You’ve worked hard to accumulate your assets. You certainly don’t want them to be squandered away after you pass away. But this is a very real concern for many New Yorkers. It’s understandable, too, given that many individuals nowadays lack the financial planning skills to ensure the long-term protection of a large inheritance.
So, what are you to do? One option is to utilize a spendthrift trust.
What is a spendthrift trust?
It short, a spendthrift trust allows assets to be contained within a trust with only periodic and quantified disbursements being made to a named beneficiary. This means that the heir doesn’t obtain immediate access to the bulk of trust assets, and he or she may never obtain full access. This prevents the beneficiary from wasting the assets away.
But a spendthrift trust doesn’t just block a beneficiary’s access to trust assets. It can also deny an heir’s creditors from accessing the wealth within the trust.

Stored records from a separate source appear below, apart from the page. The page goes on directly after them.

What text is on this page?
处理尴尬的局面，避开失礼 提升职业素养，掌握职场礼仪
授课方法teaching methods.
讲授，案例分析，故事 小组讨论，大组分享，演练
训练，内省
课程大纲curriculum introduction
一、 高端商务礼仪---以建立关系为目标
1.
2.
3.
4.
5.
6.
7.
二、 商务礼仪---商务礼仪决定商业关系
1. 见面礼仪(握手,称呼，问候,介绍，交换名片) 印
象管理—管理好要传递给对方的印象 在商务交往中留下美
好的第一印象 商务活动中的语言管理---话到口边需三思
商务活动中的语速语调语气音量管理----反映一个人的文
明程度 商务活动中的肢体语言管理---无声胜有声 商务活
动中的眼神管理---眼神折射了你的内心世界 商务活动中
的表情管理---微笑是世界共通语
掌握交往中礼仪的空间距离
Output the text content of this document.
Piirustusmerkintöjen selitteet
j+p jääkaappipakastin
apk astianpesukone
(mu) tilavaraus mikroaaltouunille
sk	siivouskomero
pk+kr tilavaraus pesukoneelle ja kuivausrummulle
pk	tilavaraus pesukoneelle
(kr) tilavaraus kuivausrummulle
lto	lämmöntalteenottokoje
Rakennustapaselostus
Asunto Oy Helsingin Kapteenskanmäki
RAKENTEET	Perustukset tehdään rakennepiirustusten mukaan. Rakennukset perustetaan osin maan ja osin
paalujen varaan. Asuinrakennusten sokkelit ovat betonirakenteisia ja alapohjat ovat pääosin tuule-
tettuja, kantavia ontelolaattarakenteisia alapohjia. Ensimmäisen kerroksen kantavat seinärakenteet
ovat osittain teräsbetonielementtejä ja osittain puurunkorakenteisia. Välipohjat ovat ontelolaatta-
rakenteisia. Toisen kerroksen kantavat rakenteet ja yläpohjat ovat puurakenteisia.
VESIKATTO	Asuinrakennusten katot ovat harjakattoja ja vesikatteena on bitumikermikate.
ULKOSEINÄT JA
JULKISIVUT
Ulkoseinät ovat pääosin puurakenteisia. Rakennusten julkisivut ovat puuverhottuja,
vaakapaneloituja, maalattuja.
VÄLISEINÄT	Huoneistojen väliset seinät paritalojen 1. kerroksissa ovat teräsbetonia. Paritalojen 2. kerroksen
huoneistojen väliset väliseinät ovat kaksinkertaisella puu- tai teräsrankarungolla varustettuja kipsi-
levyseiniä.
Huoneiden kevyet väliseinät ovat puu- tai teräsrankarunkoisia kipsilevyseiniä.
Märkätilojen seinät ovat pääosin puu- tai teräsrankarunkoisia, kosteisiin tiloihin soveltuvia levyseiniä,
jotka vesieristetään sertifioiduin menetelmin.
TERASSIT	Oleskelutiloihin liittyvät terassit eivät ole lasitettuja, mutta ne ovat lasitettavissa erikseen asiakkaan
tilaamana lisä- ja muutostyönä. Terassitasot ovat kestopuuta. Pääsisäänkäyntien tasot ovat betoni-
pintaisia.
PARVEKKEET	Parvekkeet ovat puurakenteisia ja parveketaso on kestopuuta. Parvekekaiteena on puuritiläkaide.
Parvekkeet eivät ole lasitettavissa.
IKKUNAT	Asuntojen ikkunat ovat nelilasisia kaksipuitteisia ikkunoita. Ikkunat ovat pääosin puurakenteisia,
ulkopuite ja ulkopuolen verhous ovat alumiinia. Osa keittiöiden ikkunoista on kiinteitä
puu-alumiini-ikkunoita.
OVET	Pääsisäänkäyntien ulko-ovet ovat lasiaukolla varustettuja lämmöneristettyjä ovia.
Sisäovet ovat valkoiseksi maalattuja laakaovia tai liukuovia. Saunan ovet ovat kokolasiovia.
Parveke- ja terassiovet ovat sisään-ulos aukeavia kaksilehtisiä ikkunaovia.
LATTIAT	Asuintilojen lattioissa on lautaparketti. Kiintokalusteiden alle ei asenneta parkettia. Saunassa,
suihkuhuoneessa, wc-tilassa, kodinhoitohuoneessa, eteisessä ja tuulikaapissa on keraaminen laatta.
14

Instead, creditors can only access funds that are actually received by the beneficiary. Additionally, a spendthrift trust can be a great way to protect assets if you want to support your adult child but are concerned about the influence of your child’s spouse and how he or she will manage those assets.
Create the estate plan that is right for you
Estate planning is an entirely customizable process that is meant to suit your needs and your wishes for your estate. But we know that the process can seem complicated and confusing, and you have to ensure that you create your estate plan competently if you hope to obtain the results you desire. That’s why it’s in your and your estate’s best interests to educate yourself on your estate planning options and the law.